In front of the camera, O’Connor has been directed by John Woo (Windtalkers), Steven Spielberg (A.I. Artificial Intelligence), Harold Ramis (Bedazzled), Richard Donner (Timeline), Billy Bob Thornton (Jayne Mansfield’s Car), and James Wan (The Conjuring 2). It’s been quite a journey towards making her feature debut.
“I feel like I learned something from everyone,” she says.
“Early in my career. I was so focused on my acting. I just didn’t even pay attention to the film shooting around me. I just unconsciously took everything for granted. Even when I was working with Spielberg, I very much had my character blinkers on because I wanted to do my part of the job very well. But as I’ve become more comfortable as an actor, I can kind of sit there and talk to people about lenses and about why we are shooting like that.

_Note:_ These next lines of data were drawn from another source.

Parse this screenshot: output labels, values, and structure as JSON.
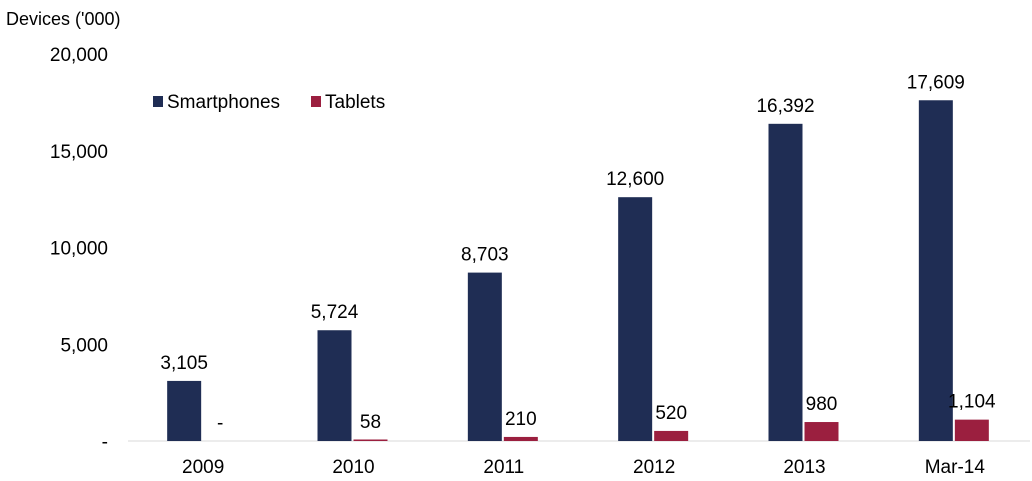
{
  "chart_data": {
    "type": "bar",
    "ylabel": "Devices ('000)",
    "xlabel": "",
    "categories": [
      "2009",
      "2010",
      "2011",
      "2012",
      "2013",
      "Mar-14"
    ],
    "ylim": [
      0,
      20000
    ],
    "yticks": [
      0,
      5000,
      10000,
      15000,
      20000
    ],
    "ytick_labels": [
      "-",
      "5,000",
      "10,000",
      "15,000",
      "20,000"
    ],
    "series": [
      {
        "name": "Smartphones",
        "color": "#1f2d54",
        "values": [
          3105,
          5724,
          8703,
          12600,
          16392,
          17609
        ],
        "labels": [
          "3,105",
          "5,724",
          "8,703",
          "12,600",
          "16,392",
          "17,609"
        ]
      },
      {
        "name": "Tablets",
        "color": "#9b1f3f",
        "values": [
          0,
          58,
          210,
          520,
          980,
          1104
        ],
        "labels": [
          "-",
          "58",
          "210",
          "520",
          "980",
          "1,104"
        ]
      }
    ],
    "legend": "top-left",
    "grid": false
  }
}
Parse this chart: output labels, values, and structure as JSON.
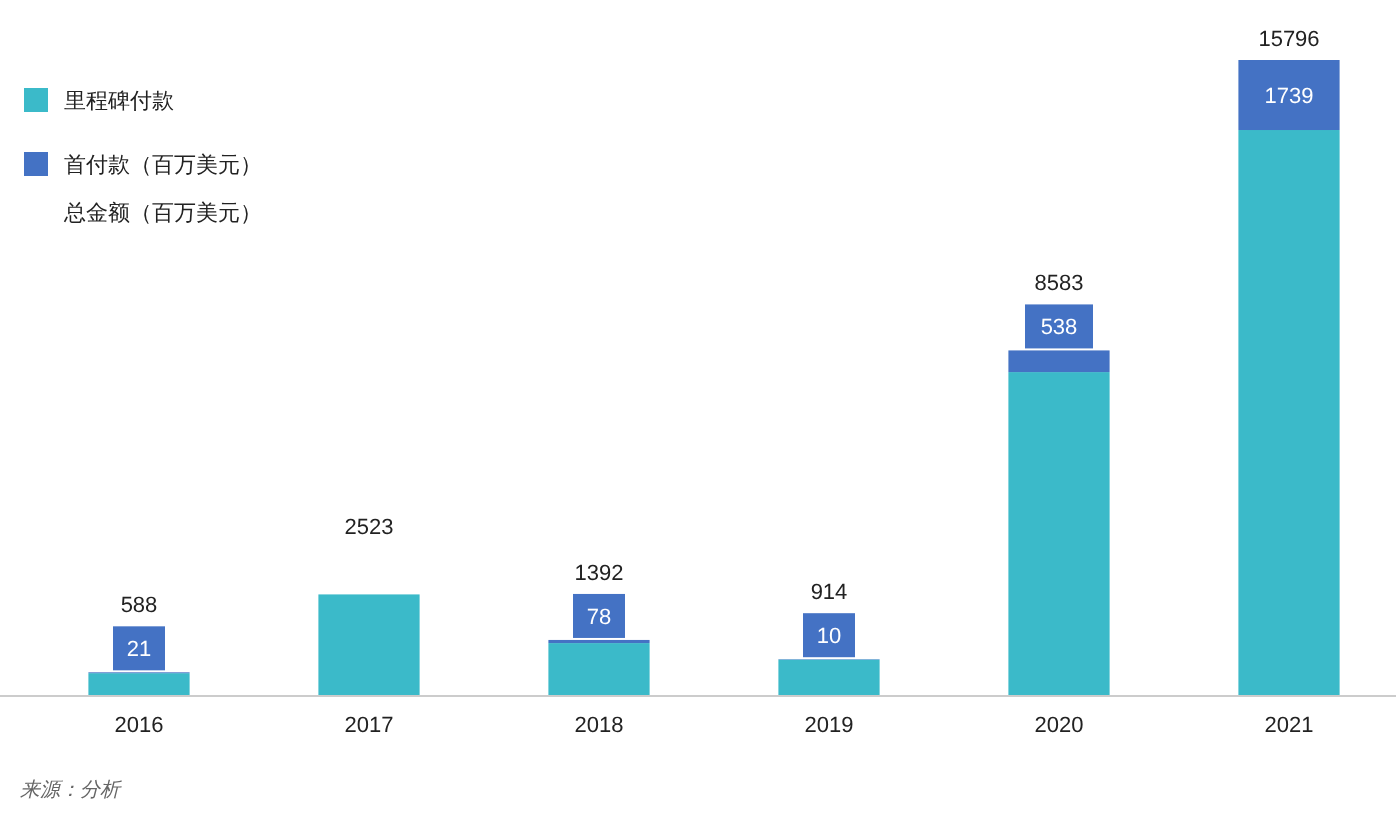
{
  "chart_data": {
    "type": "bar",
    "stacked": true,
    "categories": [
      "2016",
      "2017",
      "2018",
      "2019",
      "2020",
      "2021"
    ],
    "series": [
      {
        "name": "里程碑付款",
        "color": "#3bbac9",
        "values": [
          567,
          2523,
          1314,
          904,
          8045,
          14057
        ]
      },
      {
        "name": "首付款（百万美元）",
        "color": "#4472c4",
        "values": [
          21,
          0,
          78,
          10,
          538,
          1739
        ],
        "value_labels": [
          "21",
          null,
          "78",
          "10",
          "538",
          "1739"
        ]
      }
    ],
    "totals": [
      "588",
      "2523",
      "1392",
      "914",
      "8583",
      "15796"
    ],
    "legend": "top left",
    "annotations": [
      "总金额（百万美元）",
      "来源：分析"
    ]
  }
}
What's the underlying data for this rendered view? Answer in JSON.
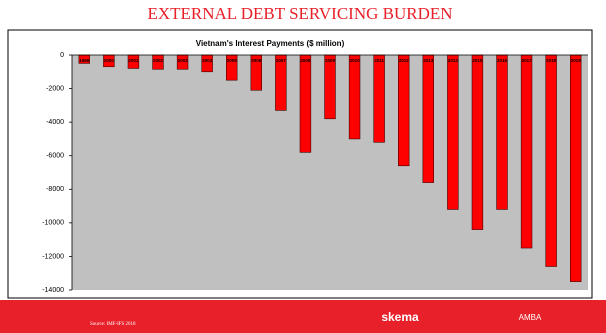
{
  "slide": {
    "title": "EXTERNAL DEBT SERVICING BURDEN",
    "source": "Source: IMF-IFS 2018",
    "logos": [
      "skema",
      "AMBA"
    ]
  },
  "chart_data": {
    "type": "bar",
    "title": "Vietnam's Interest Payments ($ million)",
    "categories": [
      "1999",
      "2000",
      "2001",
      "2002",
      "2003",
      "2004",
      "2005",
      "2006",
      "2007",
      "2008",
      "2009",
      "2010",
      "2011",
      "2012",
      "2013",
      "2014",
      "2015",
      "2016",
      "2017",
      "2018",
      "2019"
    ],
    "values": [
      -500,
      -700,
      -800,
      -850,
      -850,
      -1000,
      -1500,
      -2100,
      -3300,
      -5800,
      -3800,
      -5000,
      -5200,
      -6600,
      -7600,
      -9200,
      -10400,
      -9200,
      -11500,
      -12600,
      -13500
    ],
    "color": "#ff0000",
    "ylim": [
      -14000,
      0
    ],
    "yticks": [
      0,
      -2000,
      -4000,
      -6000,
      -8000,
      -10000,
      -12000,
      -14000
    ],
    "grid": false
  }
}
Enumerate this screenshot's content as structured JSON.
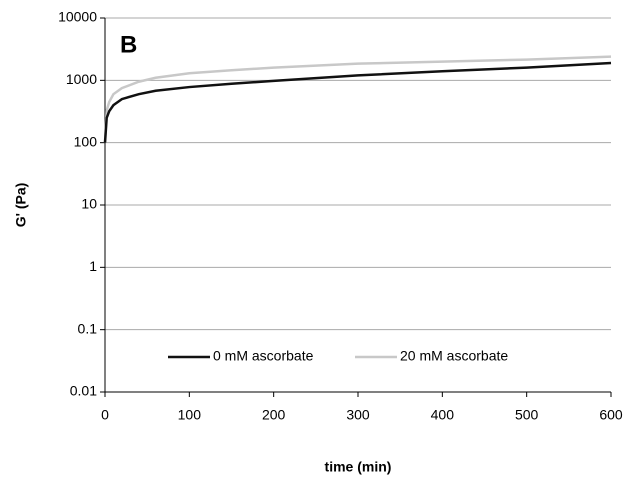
{
  "chart_data": {
    "type": "line",
    "panel_label": "B",
    "xlabel": "time (min)",
    "ylabel": "G' (Pa)",
    "x": [
      0,
      2,
      5,
      10,
      20,
      40,
      60,
      100,
      150,
      200,
      300,
      400,
      500,
      600
    ],
    "series": [
      {
        "name": "0 mM ascorbate",
        "color": "#111111",
        "values": [
          100,
          250,
          320,
          400,
          500,
          600,
          680,
          780,
          880,
          980,
          1200,
          1400,
          1600,
          1900
        ]
      },
      {
        "name": "20 mM ascorbate",
        "color": "#c8c8c8",
        "values": [
          100,
          330,
          450,
          600,
          750,
          950,
          1100,
          1300,
          1450,
          1600,
          1850,
          2000,
          2150,
          2400
        ]
      }
    ],
    "xlim": [
      0,
      600
    ],
    "xticks": [
      0,
      100,
      200,
      300,
      400,
      500,
      600
    ],
    "ylim": [
      0.01,
      10000
    ],
    "yticks": [
      0.01,
      0.1,
      1,
      10,
      100,
      1000,
      10000
    ],
    "ylog": true,
    "grid": true,
    "legend": "bottom"
  }
}
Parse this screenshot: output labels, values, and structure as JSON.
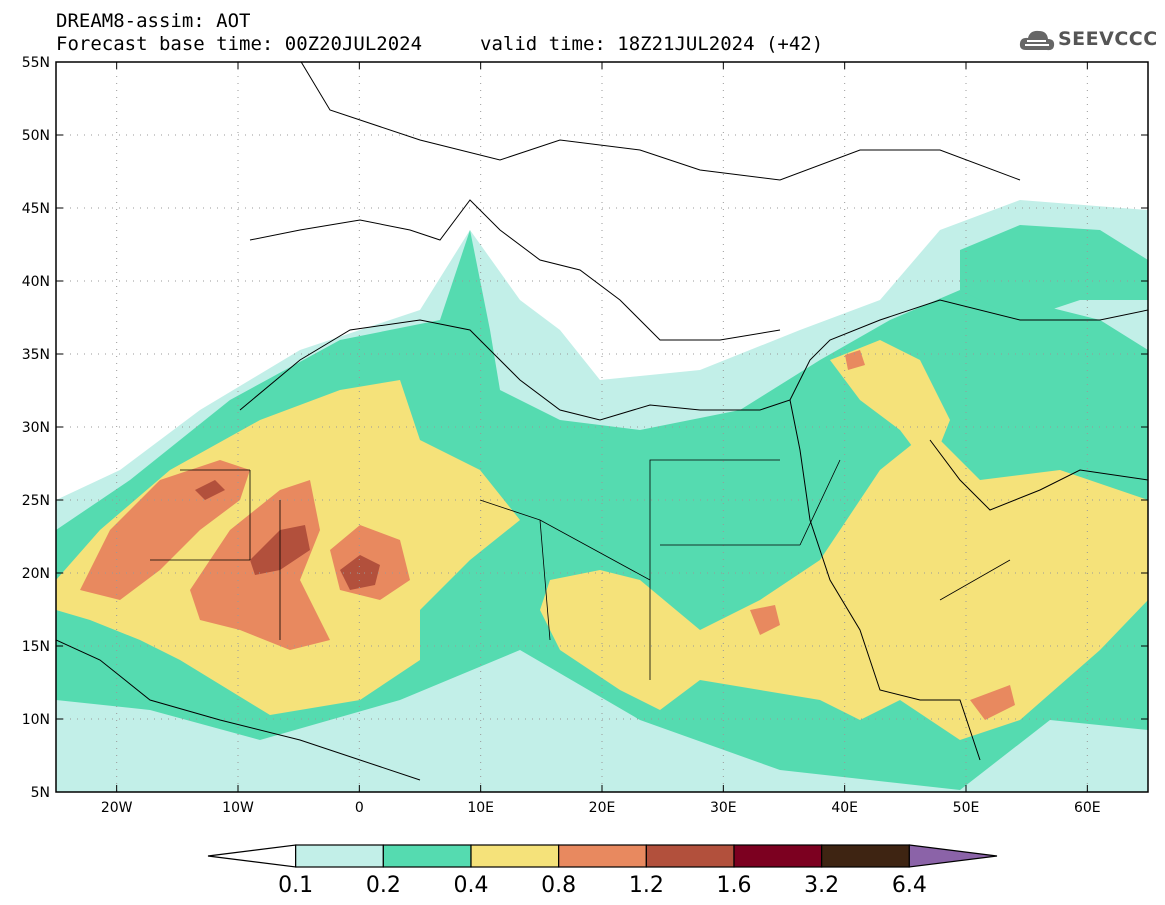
{
  "header": {
    "model_title": "DREAM8-assim: AOT",
    "base_time": "Forecast base time: 00Z20JUL2024",
    "valid_time": "valid time: 18Z21JUL2024 (+42)"
  },
  "logo": {
    "text": "SEEVCCC",
    "icon": "cloud-icon"
  },
  "map": {
    "lat_labels": [
      "55N",
      "50N",
      "45N",
      "40N",
      "35N",
      "30N",
      "25N",
      "20N",
      "15N",
      "10N",
      "5N"
    ],
    "lon_labels": [
      "20W",
      "10W",
      "0",
      "10E",
      "20E",
      "30E",
      "40E",
      "50E",
      "60E"
    ],
    "lon_range": [
      -25,
      65
    ],
    "lat_range": [
      5,
      55
    ],
    "grid": "dotted"
  },
  "colorbar": {
    "tick_labels": [
      "0.1",
      "0.2",
      "0.4",
      "0.8",
      "1.2",
      "1.6",
      "3.2",
      "6.4"
    ],
    "colors": [
      "#ffffff",
      "#c2efe8",
      "#55dbb0",
      "#f5e27a",
      "#e8895f",
      "#b2503c",
      "#7c0020",
      "#3e2412",
      "#8b63a8"
    ]
  }
}
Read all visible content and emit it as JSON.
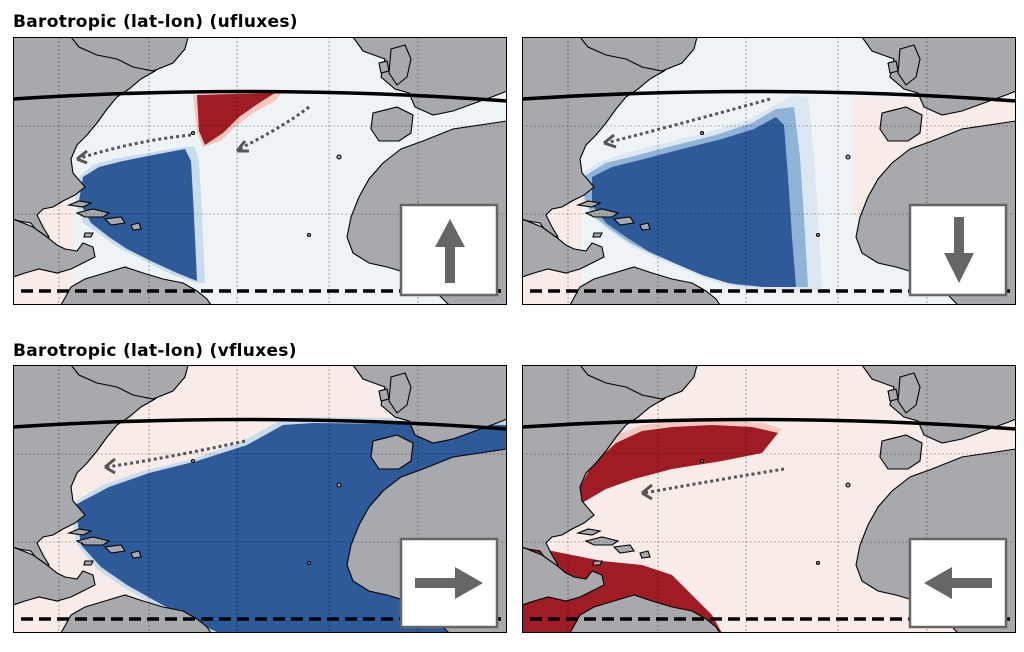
{
  "titles": {
    "ufluxes": "Barotropic (lat-lon) (ufluxes)",
    "vfluxes": "Barotropic (lat-lon) (vfluxes)"
  },
  "colors": {
    "ocean_background": "#eef3f6",
    "land": "#a8a9ad",
    "coastline": "#000000",
    "negative_strong": "#2f5a9a",
    "positive_strong": "#a01c24",
    "light_pink": "#f7ece7",
    "arrow_gray": "#666666"
  },
  "panels": [
    {
      "name": "uflux-positive",
      "inset_arrow": "up-arrow-icon",
      "anomaly": "positive-north / negative-south"
    },
    {
      "name": "uflux-negative",
      "inset_arrow": "down-arrow-icon",
      "anomaly": "negative"
    },
    {
      "name": "vflux-positive",
      "inset_arrow": "right-arrow-icon",
      "anomaly": "negative"
    },
    {
      "name": "vflux-negative",
      "inset_arrow": "left-arrow-icon",
      "anomaly": "positive"
    }
  ]
}
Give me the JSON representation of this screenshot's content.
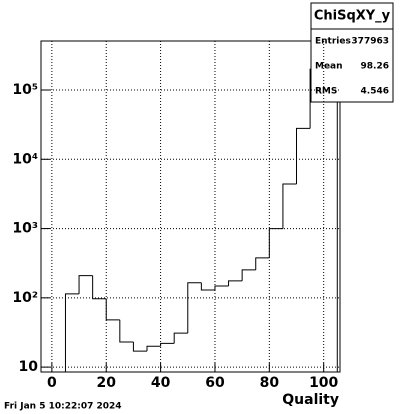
{
  "chart_data": {
    "type": "histogram",
    "x_label": "Quality",
    "log_y": true,
    "grid": true,
    "color": "#000000",
    "bins": [
      5,
      10,
      15,
      20,
      25,
      30,
      35,
      40,
      45,
      50,
      55,
      60,
      65,
      70,
      75,
      80,
      85,
      90,
      95,
      100,
      105
    ],
    "values": [
      114,
      209,
      97,
      48,
      23,
      17,
      20,
      22,
      31,
      165,
      130,
      148,
      176,
      253,
      378,
      1000,
      4400,
      28000,
      200000,
      110000
    ],
    "xlim": [
      -4,
      106
    ],
    "xticks": [
      0,
      20,
      40,
      60,
      80,
      100
    ],
    "ylim": [
      8.5,
      510000
    ],
    "yticks": [
      {
        "value": 10,
        "label": "10"
      },
      {
        "value": 100,
        "label": "10²"
      },
      {
        "value": 1000,
        "label": "10³"
      },
      {
        "value": 10000,
        "label": "10⁴"
      },
      {
        "value": 100000,
        "label": "10⁵"
      }
    ],
    "stats": {
      "title": "ChiSqXY_y",
      "entries_label": "Entries",
      "entries": 377963,
      "mean_label": "Mean",
      "mean": 98.26,
      "rms_label": "RMS",
      "rms": 4.546
    }
  },
  "footer": "Fri Jan  5 10:22:07 2024"
}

“I learned a lot from Tom Shankland, who I shot The Missing with. I learned from watching him work. He was a great mentor for me too. Any advice needed on set or with edits, he was always really cool to talk to.”
Despite years of deep immersion in the material, she remains just as passionate about Wuthering Heights and Jane Eyre as she was when she first encountered them as a teenager.
“I’m not a scholar, I’m just an artist,” she says. ”But I do think that Jane Eyre wouldn’t have been written without Wuthering Heights. The first novel that Emily wrote was Wuthering Heights. And then the first novel that Charlotte wrote was The Professor, which is not a great novel. It’s a fine first attempt.
“But then if you compare it with Jane Eyre, which is just a masterpiece, I really feel like there’s something that happened when she read Wuthering Heights. There’s something in those stories that is very authentic. That’s why when you read them, you feel like you’re close to Charlotte or close to Emily.”